NOTE: Refer to Appendix B for FSHD biopsies classification (categorized by Control-like and Moderate+) by the supervised machine learning algorithm.
load(file.path(pkg_dir, "data", "comprehensive_df.rda"))
pal <- wes_palette("Darjeeling1", n = 5)
names(pal) <- c('DUX4', 'ECM', 'Inflamm', 'IG', 'Complement')
comprehensive_df %>%
dplyr::filter(!is.na(class)) %>%
group_by(class) %>%
summarise(DUX4 = mean(`DUX4-M6-logSum`),
ECM = mean(`ECM-logSum`),
Inflamm = mean(`Inflamm-logSum`),
IG = mean(`IG-logSum`),
Complement = mean(`Complement-logSum`)) %>%
tidyr::gather(signature, average, -class) %>%
dplyr::mutate(signature = factor(signature,
levels=c('ECM', 'Inflamm', 'IG',
'Complement', 'DUX4'))) %>%
ggplot(aes(x=class, y=average, fill=signature)) +
geom_bar(position="stack", stat="identity") +
theme_light() +
labs(title="Bilat cohort", y="Average signature score",
x = "Categories") +
scale_fill_manual(values= pal) +
theme(panel.grid.minor = element_blank(),
panel.grid.major = element_blank(),
axis.text.x = element_text(angle = 90, vjust = 0.5, hjust=1))
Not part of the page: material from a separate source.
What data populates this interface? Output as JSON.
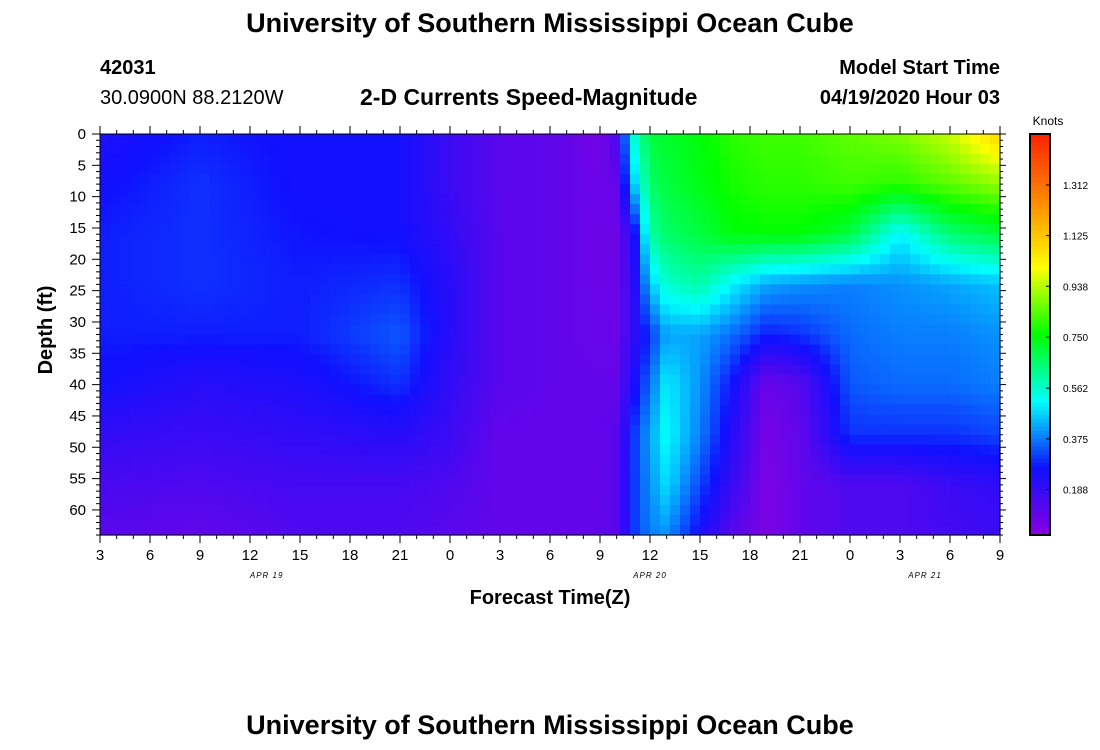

Figure 3.3: Average FSHD-disease signature scores across individual classes.
3.3 PCA and outlier confirmation
PCA reveals that biopsies exhibiting low muscle content, 13-0009R and 13-0007R, form a distinct cluster and are separated from the rest of the samples. Note that the class refers to the classification carried out by the supervise machine learning model, as detailed in Appendix B.
library(ggrepel)
load(file.path(pkg_dir, "data", "bilat_rlog.rda"))
data <- plotPCA(bilat_rlog, intgroup=c("class", "sample_id"), returnData=TRUE)
percentVar <- round(100 * attr(data, "percentVar"))
ggplot(data, aes(PC1, PC2, color=class)) +
geom_point(size=2.5, alpha=0.8) +
xlab(paste0("PC1: ",percentVar[1],"% variance")) +
ylab(paste0("PC2: ",percentVar[2],"% variance")) +
geom_text_repel(aes(label=sample_id), size=3,
show.legend=FALSE) +
theme_minimal() +
theme(legend.position="top",
panel.grid.minor = element_blank())

Figure 3.4: Biolat: PCA of regularized log transformation of the gene counts.